In a startup, the dream is not the problem; The dreamer is
We often accuse an unfulfilled dream of being unrealistic, but how often do we realize that who sabotaged the dream was the dreamer himself?
“More than 90% of startups fail,” a Startup Genome Report had revealed in 2011, “due primarily to self-destruction rather than competition.”
Indeed, the dream can be great, but the dreamer themselves might bring about its demise.
Sadek Al-Assaad, HR/Business Expert and CEO of human resource consultancy Zeder Group, talks about this and more in the second part of his interview with AMEinfo. You can find the first part here.
In this part of our interview, we discuss his company’s Open Source Management (OSM) service (in partnership with Open Source Management Group), and the personal development entrepreneurs need to consider before they bring their business idea dream to reality.
AMEinfo: What is Open Source Management (OSM) and why would you recommend it to entrepreneurs?
Al-Assaad: Open Source Management [Group] is a consulting firm that’s dedicated to helping business owners. Their OSM tool is made by business owners for business owners.
Business owners don’t think like corporate management. For these owners, most of their actions and decisions are decisions that are outside of their comfort zone.
AMEinfo: Yes, because business owners have a vested interest – their decisions can either make them financially successful, or financially bankrupt. Executives, on the other hand, are more managerially inclined. You do you a job, earn your salary and go home at the end of the day.
Al-Assaad: Exactly. And this is what Open Source Management is. It helps the entrepreneur – the person himself. We start with them. The company image is the image and personality of its owner. If I am unorganised, my company is going to be unorganised. If I am the best salesperson, my company will be very good with sales, but maybe operations will fail. Our own research [at Zeder Group] has shown that no one is able to have the idea, implement it, operate it, and count the money at the same time. If you go to any business that has succeeded, their entrepreneurs have had a team behind them.
When people decide to become entrepreneurs or start their own business, they start with a big dream. As soon as they try to implement their dream, they begin compromising bit by bit. They realize things like ‘I was not practical, because I have to control my expenses, control the time of my employees, manage the cleaning of the office,’ etc. They get sucked into the operational day-to-day activities, and then they start changing their dream.
With OSM, what you learn is not skill-based, but personality-based to fuel personal growth. This is what will make the difference for a business owner, CEO, etc. Corporate today say that they want to be agile, embrace change, and undergo transformation – which has become a buzzword – but then they resort to their old way of doing things. It doesn’t work that way. We need to empower people and work on their personal development.
AMEinfo: If you don’t have a motivated team, you can’t really get anywhere.
Al-Assaad: That’s right. And the motivated team doesn’t become motivated because of money. The overall job experience is what engages employees, be it personal development, fulfillment, an expanded office space, etc.
To feel fulfilled, they need to have a sense of belonging to the business they’re working in. Employees need to share the same values, culture, and beliefs as the entrepreneur himself, and his/her company. And they become a replica of yourself in a sense, working with the same mindset and motivations.
It’s a major challenge [to get employees to care as much about the business] because what we’ve been doing has been recruiting people for skills and then asking of them to share our values and motivations.
AMEinfo: But do you think that once you receive CVs or you interview someone, you can ascertain these values, or do you need to learn this about the individual over time? How do you find this out?
Al-Assaad: OSM’s assessment tool works on identifying these values. It doesn’t tell you how good my project management skills are, or how much I like data. The OSM tool we use, the iProfile, tells us how assertive someone is, or how tolerant, and so on.
More often than not, people whom you think are high-fliers (because they’re selling a lot) could be toxic in the workplace, contributing negatively to employee morale. This person will burn the ground around them, but he/she would have secured owners the sales they want.
But now, Operations are not happy anymore because of the negativity of this person. This then reflects on overall employee performance and customer satisfaction rates.
AMEinfo: Should business owners look differently at GCC millennials when hiring them?
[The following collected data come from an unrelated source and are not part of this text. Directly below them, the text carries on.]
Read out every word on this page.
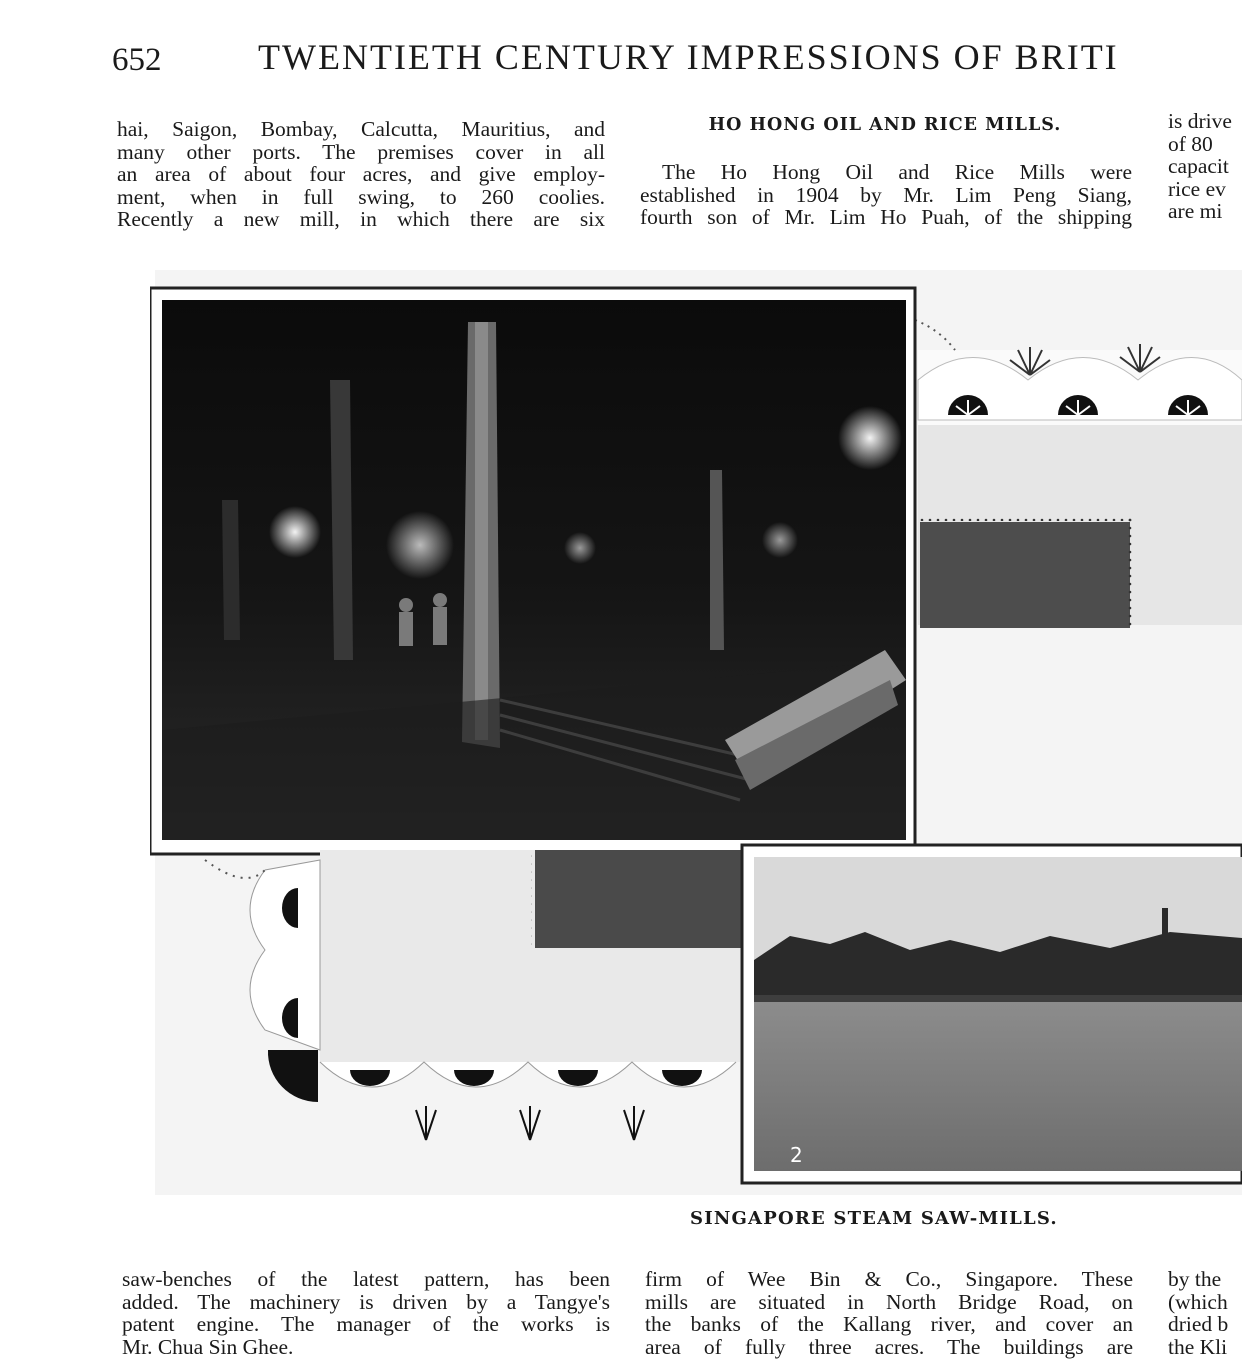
652	TWENTIETH CENTURY IMPRESSIONS OF BRITI
hai, Saigon, Bombay, Calcutta, Mauritius, and
many other ports. The premises cover in all
an area of about four acres, and give employ-
ment, when in full swing, to 260 coolies.
Recently a new mill, in which there are six
HO HONG OIL AND RICE MILLS.
The Ho Hong Oil and Rice Mills were
established in 1904 by Mr. Lim Peng Siang,
fourth son of Mr. Lim Ho Puah, of the shipping
is drive
of 80
capacit
rice ev
are mi
2
SINGAPORE STEAM SAW-MILLS.
saw-benches of the latest pattern, has been
added. The machinery is driven by a Tangye's
patent engine. The manager of the works is
Mr. Chua Sin Ghee.
firm of Wee Bin & Co., Singapore. These
mills are situated in North Bridge Road, on
the banks of the Kallang river, and cover an
area of fully three acres. The buildings are
by the
(which
dried b
the Kli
Al-Assaad: GCC millennials are more exposed than millennials from other countries because of the melt of expats and different cultures in the Gulf region.
They have short attention spans, and they’re not looking for someone to tell them what to do. They want to know why we’re doing what they’re doing.
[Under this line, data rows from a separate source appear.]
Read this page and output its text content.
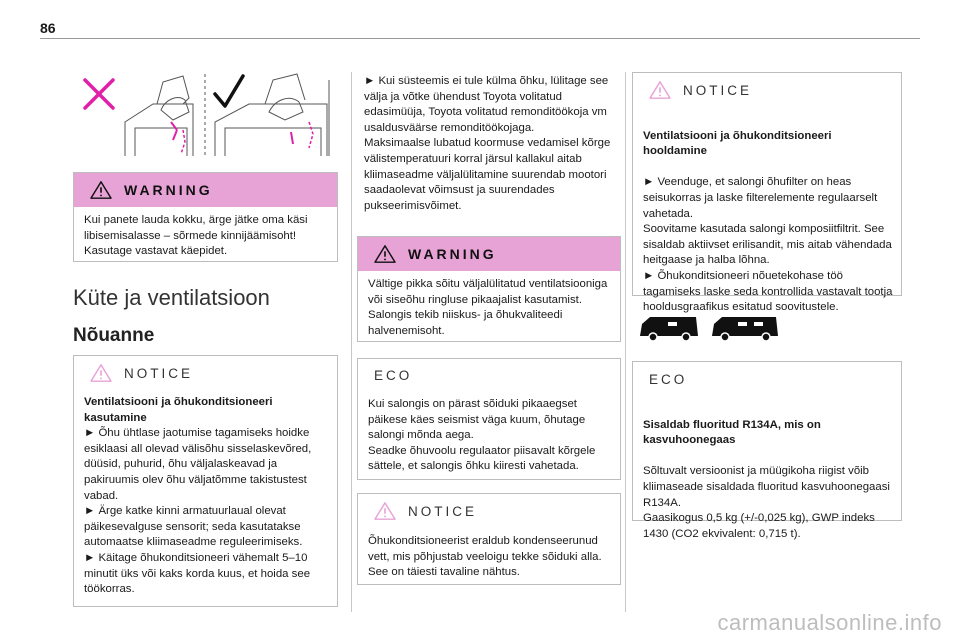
86
WARNING

Kui panete lauda kokku, ärge jätke oma käsi libisemisalasse – sõrmede kinnijäämisoht! Kasutage vastavat käepidet.

Küte ja ventilatsioon
Nõuanne
NOTICE

Ventilatsiooni ja õhukonditsioneeri kasutamine

► Õhu ühtlase jaotumise tagamiseks hoidke esiklaasi all olevad välisõhu sisselaskevõred, düüsid, puhurid, õhu väljalaskeavad ja pakiruumis olev õhu väljatõmme takistustest vabad.

► Ärge katke kinni armatuurlaual olevat päikesevalguse sensorit; seda kasutatakse automaatse kliimaseadme reguleerimiseks.

► Käitage õhukonditsioneeri vähemalt 5–10 minutit üks või kaks korda kuus, et hoida see töökorras.

► Kui süsteemis ei tule külma õhku, lülitage see välja ja võtke ühendust Toyota volitatud edasimüüja, Toyota volitatud remonditöökoja vm usaldusväärse remonditöökojaga.
Maksimaalse lubatud koormuse vedamisel kõrge välistemperatuuri korral järsul kallakul aitab kliimaseadme väljalülitamine suurendab mootori saadaolevat võimsust ja suurendades pukseerimisvõimet.
WARNING

Vältige pikka sõitu väljalülitatud ventilatsiooniga või siseõhu ringluse pikaajalist kasutamist. Salongis tekib niiskus- ja õhukvaliteedi halvenemisoht.

ECO

Kui salongis on pärast sõiduki pikaaegset päikese käes seismist väga kuum, õhutage salongi mõnda aega.
Seadke õhuvoolu regulaator piisavalt kõrgele sättele, et salongis õhku kiiresti vahetada.

NOTICE

Õhukonditsioneerist eraldub kondenseerunud vett, mis põhjustab veeloigu tekke sõiduki alla. See on täiesti tavaline nähtus.

NOTICE

Ventilatsiooni ja õhukonditsioneeri hooldamine

► Veenduge, et salongi õhufilter on heas seisukorras ja laske filterelemente regulaarselt vahetada.
Soovitame kasutada salongi komposiitfiltrit. See sisaldab aktiivset erilisandit, mis aitab vähendada heitgaase ja halba lõhna.
► Õhukonditsioneeri nõuetekohase töö tagamiseks laske seda kontrollida vastavalt tootja hooldusgraafikus esitatud soovitustele.

ECO

Sisaldab fluoritud R134A, mis on kasvuhoonegaas

Sõltuvalt versioonist ja müügikoha riigist võib kliimaseade sisaldada fluoritud kasvuhoonegaasi R134A.
Gaasikogus 0,5 kg (+/-0,025 kg), GWP indeks 1430 (CO2 ekvivalent: 0,715 t).

carmanualsonline.info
Attention spans are so short that if these millennials don’t start seeing results from their work, they leave their job and look for another.
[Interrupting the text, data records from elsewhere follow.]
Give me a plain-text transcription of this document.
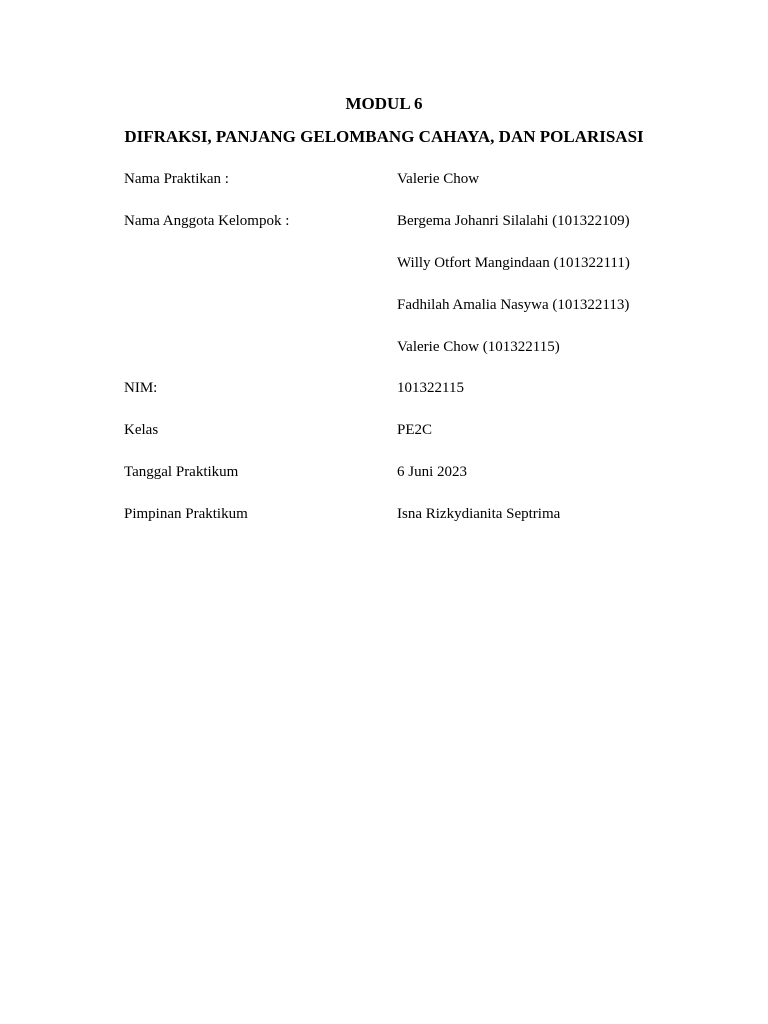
MODUL 6
DIFRAKSI, PANJANG GELOMBANG CAHAYA, DAN POLARISASI
Nama Praktikan :	Valerie Chow
Nama Anggota Kelompok :	Bergema Johanri Silalahi (101322109)
Willy Otfort Mangindaan (101322111)
Fadhilah Amalia Nasywa (101322113)
Valerie Chow (101322115)
NIM:	101322115
Kelas	PE2C
Tanggal Praktikum	6 Juni 2023
Pimpinan Praktikum	Isna Rizkydianita Septrima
As corporates, we can’t just draft a 5-year plan – we can’t just ask employees to follow a certain action plan where each has a predetermined role. It won’t work anymore. We need to empower this younger generation – they need to be agile enough to be able to act on their own, see the results, and keep on moving.
Again, this is easier said than done, because relinquishing power is not in human nature. People like to have power and be in control.